Он приготовился было развить эту мысль, сидя сегодня за столом жюри, перед телевизионной камерой, но как раз в этот момент взгляд его остановился на мальчике, который, сосредоточенно сведя брови, записывал что-то на тетрадном листке. Из-под низкого столика торчали его худые ноги в коротких, не по росту, брюках. Тихий, узкоплечий мальчик, застенчивый и легко краснеющий, наверняка послушный сын, отличник, любимец учительницы биологии…

Двенадцать лет с лишком разделяли сейчас этого мальчика и Трифонова. Излюбленный сюжет фантастов — встреча с самим собой. Один и тот же человек в разных временны́х измерениях.
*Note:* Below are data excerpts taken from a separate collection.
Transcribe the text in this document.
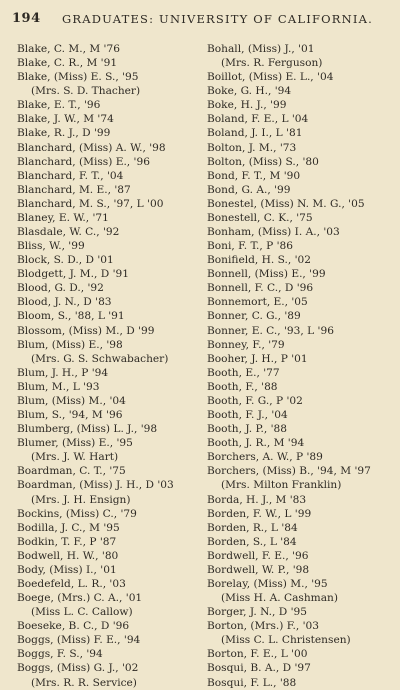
194 GRADUATES: UNIVERSITY OF CALIFORNIA.
Blake, C. M., M '76
Blake, C. R., M '91
Blake, (Miss) E. S., '95
(Mrs. S. D. Thacher)
Blake, E. T., '96
Blake, J. W., M '74
Blake, R. J., D '99
Blanchard, (Miss) A. W., '98
Blanchard, (Miss) E., '96
Blanchard, F. T., '04
Blanchard, M. E., '87
Blanchard, M. S., '97, L '00
Blaney, E. W., '71
Blasdale, W. C., '92
Bliss, W., '99
Block, S. D., D '01
Blodgett, J. M., D '91
Blood, G. D., '92
Blood, J. N., D '83
Bloom, S., '88, L '91
Blossom, (Miss) M., D '99
Blum, (Miss) E., '98
(Mrs. G. S. Schwabacher)
Blum, J. H., P '94
Blum, M., L '93
Blum, (Miss) M., '04
Blum, S., '94, M '96
Blumberg, (Miss) L. J., '98
Blumer, (Miss) E., '95
(Mrs. J. W. Hart)
Boardman, C. T., '75
Boardman, (Miss) J. H., D '03
(Mrs. J. H. Ensign)
Bockins, (Miss) C., '79
Bodilla, J. C., M '95
Bodkin, T. F., P '87
Bodwell, H. W., '80
Body, (Miss) I., '01
Boedefeld, L. R., '03
Boege, (Mrs.) C. A., '01
(Miss L. C. Callow)
Boeseke, B. C., D '96
Boggs, (Miss) F. E., '94
Boggs, F. S., '94
Boggs, (Miss) G. J., '02
(Mrs. R. R. Service)
Bohall, (Miss) J., '01
(Mrs. R. Ferguson)
Boillot, (Miss) E. L., '04
Boke, G. H., '94
Boke, H. J., '99
Boland, F. E., L '04
Boland, J. I., L '81
Bolton, J. M., '73
Bolton, (Miss) S., '80
Bond, F. T., M '90
Bond, G. A., '99
Bonestel, (Miss) N. M. G., '05
Bonestell, C. K., '75
Bonham, (Miss) I. A., '03
Boni, F. T., P '86
Bonifield, H. S., '02
Bonnell, (Miss) E., '99
Bonnell, F. C., D '96
Bonnemort, E., '05
Bonner, C. G., '89
Bonner, E. C., '93, L '96
Bonney, F., '79
Booher, J. H., P '01
Booth, E., '77
Booth, F., '88
Booth, F. G., P '02
Booth, F. J., '04
Booth, J. P., '88
Booth, J. R., M '94
Borchers, A. W., P '89
Borchers, (Miss) B., '94, M '97
(Mrs. Milton Franklin)
Borda, H. J., M '83
Borden, F. W., L '99
Borden, R., L '84
Borden, S., L '84
Bordwell, F. E., '96
Bordwell, W. P., '98
Borelay, (Miss) M., '95
(Miss H. A. Cashman)
Borger, J. N., D '95
Borton, (Mrs.) F., '03
(Miss C. L. Christensen)
Borton, F. E., L '00
Bosqui, B. A., D '97
Bosqui, F. L., '88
Мальчик шел к столику жюри, пристально вглядываясь в Трифонова. Пятачок в центре студии был залит жарким, слепящим светом софитов — никаких оттенков, одни контрасты, только свет и тени.

Что видит сейчас этот мальчик? Что видел он сам двенадцать лет назад, стоя перед стариком Левандовским?.. Прославленного ученого, профессора, доктора наук, судьбе которого можно было лишь завидовать… Это уже потом он узнал, что как раз в то время вокруг Левандовского шла борьба — одни утверждали, чао Левандовский безнадежно отстал, что своим авторитетом он только тормозит развитие науки, другие жаловались на его невыносимый характер, третьи защищали профессора…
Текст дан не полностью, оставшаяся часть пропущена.